A census by the American Society of News Editors and the School of Journalism and Mass Communication at Florida International University showed last year that there were 32,900 full-time journalists at nearly 1,400 daily newspapers in the United States in 2015, a 3,800-person decrease from 36,700 in 2013 and a 22,100-person decrease from 55,000 in 2007. That’s a 40.18 percent decrease in full-time journalists in daily newspapers in an eight-year span.

“If the next three years look like the last three years, I think we’re going to look at the 50 largest metropolitan papers in the country and expect somewhere between a third to a half of them to go out of business,” said former Los Angeles Times senior vice president and deputy publisher and current USC Annenberg School of Journalism professor Nicco Mele in a discussion last month at the Shorenstein Center on Media, Politics and Public Policy at Harvard University.

The internet has made it easier for citizens to spurn the notion of a paper of record in favor of online echo chambers on both the political right and left and on every other subject under the sun. This century’s revolution in information delivery has created an expectation of constant news updates, a pell-mell approach to news consumption.

Noting the public’s decreased enthusiasm in the digital age for 20,000-30,000-word McClure’s-style pieces in a 2013 interview with National Public Radio, Goodwin agreed.

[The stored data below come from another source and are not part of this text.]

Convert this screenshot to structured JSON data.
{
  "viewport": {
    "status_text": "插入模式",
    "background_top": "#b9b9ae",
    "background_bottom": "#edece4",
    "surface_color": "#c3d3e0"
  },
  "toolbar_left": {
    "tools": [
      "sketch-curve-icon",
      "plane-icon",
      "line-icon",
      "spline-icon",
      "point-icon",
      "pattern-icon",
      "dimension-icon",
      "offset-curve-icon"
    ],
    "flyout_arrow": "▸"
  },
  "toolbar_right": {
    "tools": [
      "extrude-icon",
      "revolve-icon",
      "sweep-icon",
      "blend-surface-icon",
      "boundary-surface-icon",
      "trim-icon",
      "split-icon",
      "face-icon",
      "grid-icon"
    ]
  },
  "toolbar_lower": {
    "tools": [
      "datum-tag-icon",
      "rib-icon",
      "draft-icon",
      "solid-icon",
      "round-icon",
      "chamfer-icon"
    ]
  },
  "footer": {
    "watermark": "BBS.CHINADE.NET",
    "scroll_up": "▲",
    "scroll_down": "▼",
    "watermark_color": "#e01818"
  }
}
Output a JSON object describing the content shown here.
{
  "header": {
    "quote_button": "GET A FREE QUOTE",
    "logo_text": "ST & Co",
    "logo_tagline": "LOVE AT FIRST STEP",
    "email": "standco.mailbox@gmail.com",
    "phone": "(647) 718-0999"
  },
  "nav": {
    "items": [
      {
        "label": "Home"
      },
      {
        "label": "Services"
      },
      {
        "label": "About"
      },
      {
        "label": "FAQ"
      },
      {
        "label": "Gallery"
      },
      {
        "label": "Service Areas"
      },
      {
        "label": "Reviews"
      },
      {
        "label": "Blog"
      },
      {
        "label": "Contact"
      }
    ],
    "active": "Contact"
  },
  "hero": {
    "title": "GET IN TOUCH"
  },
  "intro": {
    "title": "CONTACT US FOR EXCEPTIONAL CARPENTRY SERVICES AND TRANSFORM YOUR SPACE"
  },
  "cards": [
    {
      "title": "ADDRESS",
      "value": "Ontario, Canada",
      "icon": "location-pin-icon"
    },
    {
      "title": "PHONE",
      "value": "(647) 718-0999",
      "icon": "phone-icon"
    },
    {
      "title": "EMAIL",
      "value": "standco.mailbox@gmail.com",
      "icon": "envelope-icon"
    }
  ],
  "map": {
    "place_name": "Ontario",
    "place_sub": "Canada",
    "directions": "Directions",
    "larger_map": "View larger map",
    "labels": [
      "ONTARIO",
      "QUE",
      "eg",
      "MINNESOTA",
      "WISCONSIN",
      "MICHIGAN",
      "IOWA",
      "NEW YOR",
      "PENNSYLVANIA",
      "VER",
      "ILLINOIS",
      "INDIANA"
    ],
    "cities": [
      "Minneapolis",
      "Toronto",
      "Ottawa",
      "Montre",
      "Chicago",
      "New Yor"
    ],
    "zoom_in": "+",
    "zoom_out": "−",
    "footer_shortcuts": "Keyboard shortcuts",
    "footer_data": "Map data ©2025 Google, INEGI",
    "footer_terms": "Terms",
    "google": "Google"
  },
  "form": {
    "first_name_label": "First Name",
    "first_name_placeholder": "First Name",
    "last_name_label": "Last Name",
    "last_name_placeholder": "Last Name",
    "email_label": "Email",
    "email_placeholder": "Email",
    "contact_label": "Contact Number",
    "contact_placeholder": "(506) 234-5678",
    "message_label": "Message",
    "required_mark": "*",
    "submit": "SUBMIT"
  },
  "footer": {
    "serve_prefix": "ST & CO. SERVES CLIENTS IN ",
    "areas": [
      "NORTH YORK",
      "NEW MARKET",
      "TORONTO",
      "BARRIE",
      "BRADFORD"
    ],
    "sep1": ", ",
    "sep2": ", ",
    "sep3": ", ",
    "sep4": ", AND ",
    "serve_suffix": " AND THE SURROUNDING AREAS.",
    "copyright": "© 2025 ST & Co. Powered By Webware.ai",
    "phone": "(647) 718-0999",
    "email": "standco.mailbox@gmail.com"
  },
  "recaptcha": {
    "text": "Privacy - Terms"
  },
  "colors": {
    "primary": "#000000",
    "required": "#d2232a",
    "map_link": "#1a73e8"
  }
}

“So you worry whether or not that incredibly important role of the journalist to inform the country and educate the country so the facts are at least agreed upon — depending on what remedies, we can argue about — whether that’s as easily able to be done today.”

That’s why I’m appreciative that the Herald-Standard seems to have found a receptive audience in the Mon Valley, which got a hard lesson in newspaper industry trends when the Valley Independent closed at last year’s end, and in Fayette County, where we’ve been informing and educating on the ground.

The Herald-Standard’s two-year chronicle of Julie Michaels, Connellsville mother of 6-year-old Sydney Michaels who suffers from Dravet syndrome, fighting for a medical marijuana bill that has now received bipartisan support from local legislators is a perfect example of such informing and educating, as are the Herald-Standard’s many stories on the state budget impasse’s effect on local social service agencies and school districts.

Goodwin is right that the country can only move forward when the facts are at least agreed upon. I think small newspapers, freer to avoid politicization than publications or websites with an agenda and naturally closer to its readers than metropolitan publications, have a responsibility now more than ever to continue achieving such agreement on the facts and what to do about them. After all, there’s still a lot of muck in Washington and Harrisburg that needs raking.